Energy News: EIA predicts increased fuel usage this winter

Written on: October 25, 2012 by Indoor Comfort

EIA predicts increased fuel usage
this winter; ECC says conservation helps
Click on charts for larger version

Source: U.S. Energy Information Administration, Short-Term Energy Outlook, National Oceanic and Atmospheric Administration. Note: Horizontal bars indicate monthly average degree days over the period 1971-2000.

The U.S. Energy Information Administration is predicting that U.S. households are expected to use more heating fuel this winter compared to last winter, primarily because winter temperatures this season are expected to be near normal. Last winter had above-normal temperatures in most colder parts of the country.

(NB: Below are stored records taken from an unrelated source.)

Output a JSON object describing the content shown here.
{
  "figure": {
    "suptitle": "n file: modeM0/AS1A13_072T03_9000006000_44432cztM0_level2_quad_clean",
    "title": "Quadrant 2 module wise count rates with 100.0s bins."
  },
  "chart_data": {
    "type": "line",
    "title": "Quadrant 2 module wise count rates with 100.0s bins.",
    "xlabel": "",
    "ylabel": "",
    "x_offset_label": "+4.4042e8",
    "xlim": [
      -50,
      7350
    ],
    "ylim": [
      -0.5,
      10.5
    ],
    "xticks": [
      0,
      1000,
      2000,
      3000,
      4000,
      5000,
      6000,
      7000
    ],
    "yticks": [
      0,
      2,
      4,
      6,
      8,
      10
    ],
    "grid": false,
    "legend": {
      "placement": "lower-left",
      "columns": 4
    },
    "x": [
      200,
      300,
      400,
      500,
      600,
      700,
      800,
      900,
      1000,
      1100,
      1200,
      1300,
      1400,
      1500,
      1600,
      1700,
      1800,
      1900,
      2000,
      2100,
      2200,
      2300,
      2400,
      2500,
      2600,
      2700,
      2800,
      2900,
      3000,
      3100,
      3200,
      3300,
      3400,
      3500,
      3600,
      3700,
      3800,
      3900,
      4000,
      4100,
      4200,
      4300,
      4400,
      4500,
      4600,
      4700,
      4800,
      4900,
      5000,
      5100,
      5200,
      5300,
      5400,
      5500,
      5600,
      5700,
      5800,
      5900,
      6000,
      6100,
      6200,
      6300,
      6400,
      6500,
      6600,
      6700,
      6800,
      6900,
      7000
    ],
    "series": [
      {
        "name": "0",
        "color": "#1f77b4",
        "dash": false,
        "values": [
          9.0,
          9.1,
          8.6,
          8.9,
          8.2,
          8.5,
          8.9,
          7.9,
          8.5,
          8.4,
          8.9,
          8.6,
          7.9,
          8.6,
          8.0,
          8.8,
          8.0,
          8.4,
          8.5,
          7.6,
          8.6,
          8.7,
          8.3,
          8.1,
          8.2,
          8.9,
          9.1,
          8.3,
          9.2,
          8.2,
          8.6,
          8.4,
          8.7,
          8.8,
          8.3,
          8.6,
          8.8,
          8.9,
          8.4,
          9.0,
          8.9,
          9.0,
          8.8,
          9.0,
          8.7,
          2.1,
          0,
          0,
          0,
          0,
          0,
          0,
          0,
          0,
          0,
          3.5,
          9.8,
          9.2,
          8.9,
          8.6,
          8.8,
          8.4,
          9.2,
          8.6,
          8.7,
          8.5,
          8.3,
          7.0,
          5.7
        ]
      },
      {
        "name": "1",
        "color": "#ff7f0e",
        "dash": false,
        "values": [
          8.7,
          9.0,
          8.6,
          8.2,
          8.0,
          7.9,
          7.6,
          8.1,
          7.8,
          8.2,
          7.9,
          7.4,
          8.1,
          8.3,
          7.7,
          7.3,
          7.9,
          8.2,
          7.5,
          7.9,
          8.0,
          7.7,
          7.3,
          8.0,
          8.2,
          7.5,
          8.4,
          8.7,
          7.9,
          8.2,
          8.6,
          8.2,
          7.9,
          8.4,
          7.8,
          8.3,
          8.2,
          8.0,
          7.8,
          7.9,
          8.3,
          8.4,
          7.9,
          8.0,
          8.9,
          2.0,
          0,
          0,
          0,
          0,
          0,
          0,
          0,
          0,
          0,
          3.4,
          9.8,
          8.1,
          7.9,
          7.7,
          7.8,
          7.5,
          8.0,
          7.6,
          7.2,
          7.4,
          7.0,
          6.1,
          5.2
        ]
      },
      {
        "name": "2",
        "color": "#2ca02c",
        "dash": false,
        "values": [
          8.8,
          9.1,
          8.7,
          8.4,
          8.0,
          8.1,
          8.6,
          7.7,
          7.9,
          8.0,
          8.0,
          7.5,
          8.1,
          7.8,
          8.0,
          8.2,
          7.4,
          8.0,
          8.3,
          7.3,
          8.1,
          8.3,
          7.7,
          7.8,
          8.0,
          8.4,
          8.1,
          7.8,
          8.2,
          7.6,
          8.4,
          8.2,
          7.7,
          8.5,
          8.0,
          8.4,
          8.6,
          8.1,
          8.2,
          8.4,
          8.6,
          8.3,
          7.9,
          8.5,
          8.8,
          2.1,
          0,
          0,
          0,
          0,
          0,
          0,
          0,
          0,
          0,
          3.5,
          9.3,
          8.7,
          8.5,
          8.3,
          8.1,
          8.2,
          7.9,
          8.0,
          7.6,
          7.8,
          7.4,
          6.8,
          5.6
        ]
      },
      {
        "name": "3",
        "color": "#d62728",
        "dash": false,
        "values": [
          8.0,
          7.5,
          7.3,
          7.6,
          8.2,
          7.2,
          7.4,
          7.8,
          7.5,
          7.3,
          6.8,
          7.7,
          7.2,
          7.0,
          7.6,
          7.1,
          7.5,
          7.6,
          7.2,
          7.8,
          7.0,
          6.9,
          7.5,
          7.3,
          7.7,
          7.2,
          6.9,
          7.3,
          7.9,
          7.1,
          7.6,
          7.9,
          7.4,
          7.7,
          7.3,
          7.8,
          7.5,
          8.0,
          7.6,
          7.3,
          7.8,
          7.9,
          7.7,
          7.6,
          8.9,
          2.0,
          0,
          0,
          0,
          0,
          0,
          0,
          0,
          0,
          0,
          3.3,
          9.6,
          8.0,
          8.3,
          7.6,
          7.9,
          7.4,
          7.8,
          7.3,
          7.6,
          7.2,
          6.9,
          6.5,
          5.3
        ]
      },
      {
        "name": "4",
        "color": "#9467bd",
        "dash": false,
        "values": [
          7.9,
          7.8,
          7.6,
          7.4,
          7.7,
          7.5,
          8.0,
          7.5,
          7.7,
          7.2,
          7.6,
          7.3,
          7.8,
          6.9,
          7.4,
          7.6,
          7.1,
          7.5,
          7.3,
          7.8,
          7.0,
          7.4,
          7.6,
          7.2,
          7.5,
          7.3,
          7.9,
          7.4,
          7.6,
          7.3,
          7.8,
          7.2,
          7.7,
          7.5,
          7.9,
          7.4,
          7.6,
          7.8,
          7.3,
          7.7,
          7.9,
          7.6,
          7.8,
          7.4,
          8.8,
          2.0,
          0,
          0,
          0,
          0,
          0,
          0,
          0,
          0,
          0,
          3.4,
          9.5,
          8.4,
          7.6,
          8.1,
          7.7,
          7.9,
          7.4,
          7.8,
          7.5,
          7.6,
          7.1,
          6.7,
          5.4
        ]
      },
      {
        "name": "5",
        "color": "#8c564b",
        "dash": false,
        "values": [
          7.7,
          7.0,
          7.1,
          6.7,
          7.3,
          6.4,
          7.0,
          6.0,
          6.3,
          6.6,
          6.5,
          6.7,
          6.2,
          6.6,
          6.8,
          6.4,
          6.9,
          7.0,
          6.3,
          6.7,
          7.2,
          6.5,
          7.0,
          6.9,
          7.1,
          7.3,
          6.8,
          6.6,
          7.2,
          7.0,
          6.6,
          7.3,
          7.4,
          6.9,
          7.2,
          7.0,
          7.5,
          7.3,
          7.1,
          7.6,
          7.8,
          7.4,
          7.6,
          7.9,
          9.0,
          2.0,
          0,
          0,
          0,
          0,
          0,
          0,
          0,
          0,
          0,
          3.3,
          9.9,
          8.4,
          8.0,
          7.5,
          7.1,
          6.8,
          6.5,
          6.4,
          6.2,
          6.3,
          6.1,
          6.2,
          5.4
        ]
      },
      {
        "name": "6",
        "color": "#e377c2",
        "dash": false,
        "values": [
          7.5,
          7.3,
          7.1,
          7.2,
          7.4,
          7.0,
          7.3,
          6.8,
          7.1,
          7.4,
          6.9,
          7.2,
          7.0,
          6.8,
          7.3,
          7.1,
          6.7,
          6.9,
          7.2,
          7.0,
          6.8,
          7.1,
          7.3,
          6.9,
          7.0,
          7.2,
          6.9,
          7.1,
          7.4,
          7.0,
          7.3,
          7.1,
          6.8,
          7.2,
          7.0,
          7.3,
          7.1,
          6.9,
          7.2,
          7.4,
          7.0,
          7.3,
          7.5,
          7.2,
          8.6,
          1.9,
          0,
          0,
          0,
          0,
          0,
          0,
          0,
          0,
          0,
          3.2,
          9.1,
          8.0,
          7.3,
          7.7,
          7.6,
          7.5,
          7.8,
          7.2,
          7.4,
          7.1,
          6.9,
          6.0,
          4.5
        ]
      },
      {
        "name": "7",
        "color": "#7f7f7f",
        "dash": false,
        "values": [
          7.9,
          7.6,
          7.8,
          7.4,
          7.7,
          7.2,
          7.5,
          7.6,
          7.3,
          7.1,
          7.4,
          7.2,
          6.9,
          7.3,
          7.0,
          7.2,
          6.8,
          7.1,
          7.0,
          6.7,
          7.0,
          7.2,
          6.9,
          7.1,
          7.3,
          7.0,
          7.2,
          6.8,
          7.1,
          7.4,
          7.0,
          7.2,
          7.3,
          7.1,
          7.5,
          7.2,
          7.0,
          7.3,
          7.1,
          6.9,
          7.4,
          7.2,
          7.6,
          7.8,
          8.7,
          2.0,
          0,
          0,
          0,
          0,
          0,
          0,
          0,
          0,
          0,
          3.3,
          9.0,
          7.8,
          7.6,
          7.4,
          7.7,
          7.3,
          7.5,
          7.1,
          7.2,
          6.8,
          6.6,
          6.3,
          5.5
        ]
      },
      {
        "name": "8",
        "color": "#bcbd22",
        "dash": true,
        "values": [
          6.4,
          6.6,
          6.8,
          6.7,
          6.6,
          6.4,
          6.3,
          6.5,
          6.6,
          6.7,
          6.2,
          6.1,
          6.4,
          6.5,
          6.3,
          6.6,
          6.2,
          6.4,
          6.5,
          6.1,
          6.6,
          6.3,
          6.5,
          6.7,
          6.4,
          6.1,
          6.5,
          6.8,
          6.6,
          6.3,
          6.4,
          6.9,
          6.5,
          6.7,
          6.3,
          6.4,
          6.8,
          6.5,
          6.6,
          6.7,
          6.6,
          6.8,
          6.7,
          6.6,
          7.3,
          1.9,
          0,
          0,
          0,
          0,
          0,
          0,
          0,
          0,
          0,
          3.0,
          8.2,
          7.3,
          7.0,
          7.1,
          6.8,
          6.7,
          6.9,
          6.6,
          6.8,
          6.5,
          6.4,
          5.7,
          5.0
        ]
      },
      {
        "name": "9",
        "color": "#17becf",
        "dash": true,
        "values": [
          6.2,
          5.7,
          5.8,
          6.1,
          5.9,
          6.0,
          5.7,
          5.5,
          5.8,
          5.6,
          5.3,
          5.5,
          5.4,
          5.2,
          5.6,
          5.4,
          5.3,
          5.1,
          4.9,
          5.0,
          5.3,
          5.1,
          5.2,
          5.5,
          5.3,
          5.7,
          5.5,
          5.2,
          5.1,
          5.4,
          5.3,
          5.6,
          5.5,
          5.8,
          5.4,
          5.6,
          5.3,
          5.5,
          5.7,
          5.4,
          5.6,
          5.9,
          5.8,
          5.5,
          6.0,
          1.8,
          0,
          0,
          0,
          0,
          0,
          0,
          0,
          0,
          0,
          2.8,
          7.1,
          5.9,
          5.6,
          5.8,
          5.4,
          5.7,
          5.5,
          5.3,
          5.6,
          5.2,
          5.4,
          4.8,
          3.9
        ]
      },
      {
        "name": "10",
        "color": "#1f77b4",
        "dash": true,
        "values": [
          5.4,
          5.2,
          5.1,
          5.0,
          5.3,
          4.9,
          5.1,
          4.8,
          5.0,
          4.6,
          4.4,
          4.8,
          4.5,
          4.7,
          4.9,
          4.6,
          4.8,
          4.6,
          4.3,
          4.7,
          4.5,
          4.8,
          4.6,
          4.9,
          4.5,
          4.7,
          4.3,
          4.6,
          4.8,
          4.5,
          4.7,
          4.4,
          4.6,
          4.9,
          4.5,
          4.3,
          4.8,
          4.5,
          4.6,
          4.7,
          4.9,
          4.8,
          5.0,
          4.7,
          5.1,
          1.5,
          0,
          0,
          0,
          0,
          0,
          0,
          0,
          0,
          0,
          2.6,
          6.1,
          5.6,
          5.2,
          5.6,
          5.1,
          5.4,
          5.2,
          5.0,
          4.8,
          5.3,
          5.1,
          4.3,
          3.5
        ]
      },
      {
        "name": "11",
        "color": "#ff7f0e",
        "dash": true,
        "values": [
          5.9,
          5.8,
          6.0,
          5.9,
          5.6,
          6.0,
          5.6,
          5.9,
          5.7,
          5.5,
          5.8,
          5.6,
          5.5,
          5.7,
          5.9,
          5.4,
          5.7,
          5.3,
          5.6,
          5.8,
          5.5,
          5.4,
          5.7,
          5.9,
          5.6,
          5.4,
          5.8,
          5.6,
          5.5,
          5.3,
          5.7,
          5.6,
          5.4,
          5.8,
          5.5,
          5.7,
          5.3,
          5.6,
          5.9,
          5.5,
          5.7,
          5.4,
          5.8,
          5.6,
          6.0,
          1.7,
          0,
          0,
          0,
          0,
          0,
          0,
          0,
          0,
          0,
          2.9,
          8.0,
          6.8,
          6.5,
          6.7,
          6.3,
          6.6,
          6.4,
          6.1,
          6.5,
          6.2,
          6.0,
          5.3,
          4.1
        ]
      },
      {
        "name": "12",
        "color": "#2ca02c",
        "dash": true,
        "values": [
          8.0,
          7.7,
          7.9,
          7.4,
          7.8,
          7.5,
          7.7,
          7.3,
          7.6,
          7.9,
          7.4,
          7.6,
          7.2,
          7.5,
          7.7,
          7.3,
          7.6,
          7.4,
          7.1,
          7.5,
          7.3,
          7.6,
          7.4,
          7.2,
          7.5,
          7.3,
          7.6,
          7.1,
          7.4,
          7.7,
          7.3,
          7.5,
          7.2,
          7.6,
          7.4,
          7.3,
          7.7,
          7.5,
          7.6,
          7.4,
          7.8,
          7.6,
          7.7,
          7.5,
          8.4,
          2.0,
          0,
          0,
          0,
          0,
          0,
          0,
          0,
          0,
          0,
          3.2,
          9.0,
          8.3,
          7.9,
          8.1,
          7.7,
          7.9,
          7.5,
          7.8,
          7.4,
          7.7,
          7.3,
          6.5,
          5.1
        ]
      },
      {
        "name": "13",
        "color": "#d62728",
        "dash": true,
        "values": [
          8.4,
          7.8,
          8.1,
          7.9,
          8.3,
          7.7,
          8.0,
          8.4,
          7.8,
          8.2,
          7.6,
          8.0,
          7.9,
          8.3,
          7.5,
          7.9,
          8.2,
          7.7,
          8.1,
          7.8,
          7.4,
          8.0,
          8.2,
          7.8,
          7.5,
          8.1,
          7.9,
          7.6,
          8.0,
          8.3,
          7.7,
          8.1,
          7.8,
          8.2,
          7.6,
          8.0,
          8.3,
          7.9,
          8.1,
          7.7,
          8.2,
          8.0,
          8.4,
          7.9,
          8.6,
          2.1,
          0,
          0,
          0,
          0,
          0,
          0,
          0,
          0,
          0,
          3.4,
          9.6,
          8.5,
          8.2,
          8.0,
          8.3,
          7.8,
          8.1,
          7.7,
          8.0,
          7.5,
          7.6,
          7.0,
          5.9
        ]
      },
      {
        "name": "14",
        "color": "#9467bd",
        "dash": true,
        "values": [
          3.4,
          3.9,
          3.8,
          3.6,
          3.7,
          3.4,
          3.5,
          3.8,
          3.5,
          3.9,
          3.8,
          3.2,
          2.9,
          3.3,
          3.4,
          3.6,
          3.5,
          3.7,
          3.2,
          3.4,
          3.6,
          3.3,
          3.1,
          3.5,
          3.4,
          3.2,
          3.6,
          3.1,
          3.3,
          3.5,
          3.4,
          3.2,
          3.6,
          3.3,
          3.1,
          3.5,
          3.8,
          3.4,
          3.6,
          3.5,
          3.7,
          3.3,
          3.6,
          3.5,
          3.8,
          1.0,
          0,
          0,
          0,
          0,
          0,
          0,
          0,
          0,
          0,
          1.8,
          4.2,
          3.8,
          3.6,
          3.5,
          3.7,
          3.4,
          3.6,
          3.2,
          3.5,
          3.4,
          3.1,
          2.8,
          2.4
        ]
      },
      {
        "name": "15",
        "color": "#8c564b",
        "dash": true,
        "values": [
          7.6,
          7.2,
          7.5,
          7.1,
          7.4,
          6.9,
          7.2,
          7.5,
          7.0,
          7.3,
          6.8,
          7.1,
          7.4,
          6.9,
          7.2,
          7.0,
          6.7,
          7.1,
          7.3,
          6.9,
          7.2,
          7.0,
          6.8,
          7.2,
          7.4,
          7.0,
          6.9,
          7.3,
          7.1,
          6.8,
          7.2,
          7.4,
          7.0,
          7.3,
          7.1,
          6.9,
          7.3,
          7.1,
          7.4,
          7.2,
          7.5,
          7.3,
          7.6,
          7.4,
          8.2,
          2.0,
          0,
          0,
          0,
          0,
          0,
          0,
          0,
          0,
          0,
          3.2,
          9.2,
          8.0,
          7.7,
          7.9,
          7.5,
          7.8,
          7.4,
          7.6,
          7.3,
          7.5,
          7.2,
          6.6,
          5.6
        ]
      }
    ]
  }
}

Source: U.S. Energy Information
Administration, Short-Term Energy Outlook

By fuel, EIA predicts natural gas heating demand for the October through March heating season will be up by approximately 14%, heating oil demand up 17%, electricity up 8% and propane up 17%. The figures are published in EIA’s Short-Term Energy and Winter Fuels Outlook for the 2012-13 U.S. heating season. EIA said consumption should be less than the five year average for all major heating fuels except heating oil.
The forecast reflects an expectation of a much colder winter east of the Rocky Mountains compared to last winter. The National Oceanic and Atmospheric Administration (NOAA) has forecast heating degree days will be up in the Northeast, Midwest and South by about 20% to 27%. Supplies should be plentiful for most heating fuels.
Inventories for natural gas, the heat source for about half of U.S. households, are expected to reach 3.9 trillion cubic feet by November 1, a record for that time of year, said EIA.
Heating oil, burned by 6% of U.S. households for winter fuel, finds eight out of 10 users located in the Northeast. Lower heating oil stocks in the East Coast and Gulf Coast states, “…along with New York requiring heating oil with lower sulfur levels [See ICM cover story, October issue], are expected to contribute to a tighter heating oil market this winter.”
Propane heats about 5% of U.S. households. EIA said propane inventories totaled almost 76 million barrels in early October, up 32% from the same period a year ago.
Electricity is used by 38% of U.S. households for heating.
Click here for the full EIA report.
Industry response
The Energy Communications Council (ECC) points out that EIA’s projections are “…educated forecasts on which direction the weather, fuel supplies and prices might move in any given year,” and adds that “…the reality of the winter heating season may or may not match up with the data they have provided.”
ECC also says heating oil prices and usage can vary greatly among U.S. states and regions. The ECC’s John Huber and Kevin Rooney offered the following thoughts in regard to the EIA’s Winter Fuels Outlook. John Huber is the ECC’s chief spokesman and president of the National Oilheat Research Alliance, and Kevin Rooney is the ECC’s primary spokesman and CEO of the Oil Heat Institute of Long Island.
ECC, said Huber, expects “…the heating oil supply to be plentiful for consumers during the 2012-2013 heating season. In addition to increased supply, heating oil continues to become more versatile as more and more states transition to ultra-low sulfur fuel. These projections, coupled with very stable Northeast Heating Oil Reserve levels, suggest ample fuel supply throughout the winter months.”
Rooney pointed out, “It is important to remember that last year’s winter months were some of the warmest in U.S. recorded history.”
The ECC predicts residential heating oil prices to be two percent higher than last winter. This is predicated on the fact that more consumers are taking the heating oil industyr’s advice on conservation, combined with federal and state incentive programs that have encouraged consumers to weatherize their homes and replace older heating equipment with new high efficiency equipment. Add to that the use of alternative energy sources, such as biofuels and solar domestic hot water applications and the amount of fuel consumed is dramatically being lowered, said ECC.
The ECC is composed of the Delaware Valley Fuel Dealers’ Association, the Empire State Petroleum Association, the Massachusetts Oilheat Council, the Oil Heat Institute of Long Island, the New York Oil Heating Association, Inc., and the Vermont Fuel Dealers Association. It is funded in part by the National Oilheat Research Alliance  (NORA).